Dinamoraza vinsoni

Scientific classification
- Kingdom: Animalia
- Phylum: Arthropoda
- Clade: Pancrustacea
- Class: Insecta
- Order: Coleoptera
- Suborder: Polyphaga
- Infraorder: Scarabaeiformia
- Family: Scarabaeidae
- Genus: Dinamoraza
- Species: D. vinsoni
- Binomial name: Dinamoraza vinsoni (Arrow, 1948)
- Synonyms: Lachnosterna vinsoni Arrow, 1948;

= Dinamoraza vinsoni =

- Genus: Dinamoraza
- Species: vinsoni
- Authority: (Arrow, 1948)
- Synonyms: Lachnosterna vinsoni Arrow, 1948

Species of beetle

Dinamoraza vinsoni is a species of beetle of the family Scarabaeidae.

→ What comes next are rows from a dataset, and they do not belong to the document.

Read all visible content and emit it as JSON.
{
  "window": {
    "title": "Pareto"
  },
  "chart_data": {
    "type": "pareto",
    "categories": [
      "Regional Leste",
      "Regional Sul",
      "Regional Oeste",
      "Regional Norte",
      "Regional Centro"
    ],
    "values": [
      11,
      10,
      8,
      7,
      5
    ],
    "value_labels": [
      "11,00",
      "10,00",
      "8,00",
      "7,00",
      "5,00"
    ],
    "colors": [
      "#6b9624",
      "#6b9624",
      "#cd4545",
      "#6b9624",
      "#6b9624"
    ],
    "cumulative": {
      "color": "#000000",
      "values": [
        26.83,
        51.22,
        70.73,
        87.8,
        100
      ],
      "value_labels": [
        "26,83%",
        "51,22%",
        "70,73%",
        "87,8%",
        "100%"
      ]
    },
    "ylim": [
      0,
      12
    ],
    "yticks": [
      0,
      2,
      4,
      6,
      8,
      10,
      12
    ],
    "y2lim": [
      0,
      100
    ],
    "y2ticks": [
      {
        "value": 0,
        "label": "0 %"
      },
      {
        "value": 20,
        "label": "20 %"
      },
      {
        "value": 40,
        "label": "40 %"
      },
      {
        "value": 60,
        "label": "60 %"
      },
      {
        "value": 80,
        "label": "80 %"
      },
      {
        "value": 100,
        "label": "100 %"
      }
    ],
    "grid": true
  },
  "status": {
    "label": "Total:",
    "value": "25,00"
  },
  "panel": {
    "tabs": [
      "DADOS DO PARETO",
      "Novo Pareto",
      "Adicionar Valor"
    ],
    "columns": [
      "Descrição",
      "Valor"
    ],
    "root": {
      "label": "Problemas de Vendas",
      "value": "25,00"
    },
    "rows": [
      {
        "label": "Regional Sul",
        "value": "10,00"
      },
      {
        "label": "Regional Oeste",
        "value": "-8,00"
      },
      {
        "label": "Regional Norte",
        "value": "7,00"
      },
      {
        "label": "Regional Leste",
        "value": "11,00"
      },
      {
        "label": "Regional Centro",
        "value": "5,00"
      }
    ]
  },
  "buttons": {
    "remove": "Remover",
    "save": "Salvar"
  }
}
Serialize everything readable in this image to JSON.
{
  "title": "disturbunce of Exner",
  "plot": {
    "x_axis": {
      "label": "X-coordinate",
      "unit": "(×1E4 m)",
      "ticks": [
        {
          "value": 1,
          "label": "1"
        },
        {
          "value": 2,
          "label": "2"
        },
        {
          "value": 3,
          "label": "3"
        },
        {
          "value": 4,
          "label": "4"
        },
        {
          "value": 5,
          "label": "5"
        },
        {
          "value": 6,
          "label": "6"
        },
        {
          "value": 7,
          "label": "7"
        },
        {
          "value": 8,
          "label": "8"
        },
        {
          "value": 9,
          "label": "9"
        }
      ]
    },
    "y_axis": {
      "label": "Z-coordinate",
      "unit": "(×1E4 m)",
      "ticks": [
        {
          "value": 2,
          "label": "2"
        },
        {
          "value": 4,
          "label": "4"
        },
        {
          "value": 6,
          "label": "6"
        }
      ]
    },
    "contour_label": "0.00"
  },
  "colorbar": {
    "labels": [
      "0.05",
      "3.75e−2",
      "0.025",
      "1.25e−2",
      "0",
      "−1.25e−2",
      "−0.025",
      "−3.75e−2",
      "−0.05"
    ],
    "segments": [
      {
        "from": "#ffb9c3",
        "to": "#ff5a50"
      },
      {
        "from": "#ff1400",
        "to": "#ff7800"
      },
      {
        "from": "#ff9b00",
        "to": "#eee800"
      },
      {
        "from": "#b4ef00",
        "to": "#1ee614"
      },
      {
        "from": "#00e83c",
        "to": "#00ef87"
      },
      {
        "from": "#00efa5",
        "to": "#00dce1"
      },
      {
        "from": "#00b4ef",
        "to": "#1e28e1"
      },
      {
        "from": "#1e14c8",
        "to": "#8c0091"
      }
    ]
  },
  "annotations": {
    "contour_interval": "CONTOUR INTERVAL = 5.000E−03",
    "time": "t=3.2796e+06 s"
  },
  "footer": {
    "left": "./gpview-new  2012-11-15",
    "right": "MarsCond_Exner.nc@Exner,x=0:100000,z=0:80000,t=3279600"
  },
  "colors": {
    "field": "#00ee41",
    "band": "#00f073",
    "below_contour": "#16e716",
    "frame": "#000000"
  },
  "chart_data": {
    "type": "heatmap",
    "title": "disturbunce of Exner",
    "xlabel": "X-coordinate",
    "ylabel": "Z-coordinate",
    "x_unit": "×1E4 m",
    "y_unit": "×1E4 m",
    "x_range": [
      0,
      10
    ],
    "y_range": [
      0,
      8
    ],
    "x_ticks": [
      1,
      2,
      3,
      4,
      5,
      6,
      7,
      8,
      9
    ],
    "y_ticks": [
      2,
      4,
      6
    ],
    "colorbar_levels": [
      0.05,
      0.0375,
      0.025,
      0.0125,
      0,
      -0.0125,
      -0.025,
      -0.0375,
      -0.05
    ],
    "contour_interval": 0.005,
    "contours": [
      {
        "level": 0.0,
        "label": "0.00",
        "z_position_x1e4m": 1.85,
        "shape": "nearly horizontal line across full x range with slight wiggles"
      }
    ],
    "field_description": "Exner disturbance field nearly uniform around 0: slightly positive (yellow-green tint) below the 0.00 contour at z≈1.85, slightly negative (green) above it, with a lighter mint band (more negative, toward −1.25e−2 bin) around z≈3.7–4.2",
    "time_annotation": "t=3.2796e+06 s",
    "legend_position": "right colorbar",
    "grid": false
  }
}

It is found on Mauritius.

==Description==
Adults reach a length of about 21–24 mm. They are flavous, with the upper surface rufescent and pruinose in males, but pale and shining in females. The metasternum is closely clothed with pale hair, the pronotum decorated with dark marks consisting of an oblique line on each side of the middle and one or two small spots near the lateral margin. The head of the males is dark.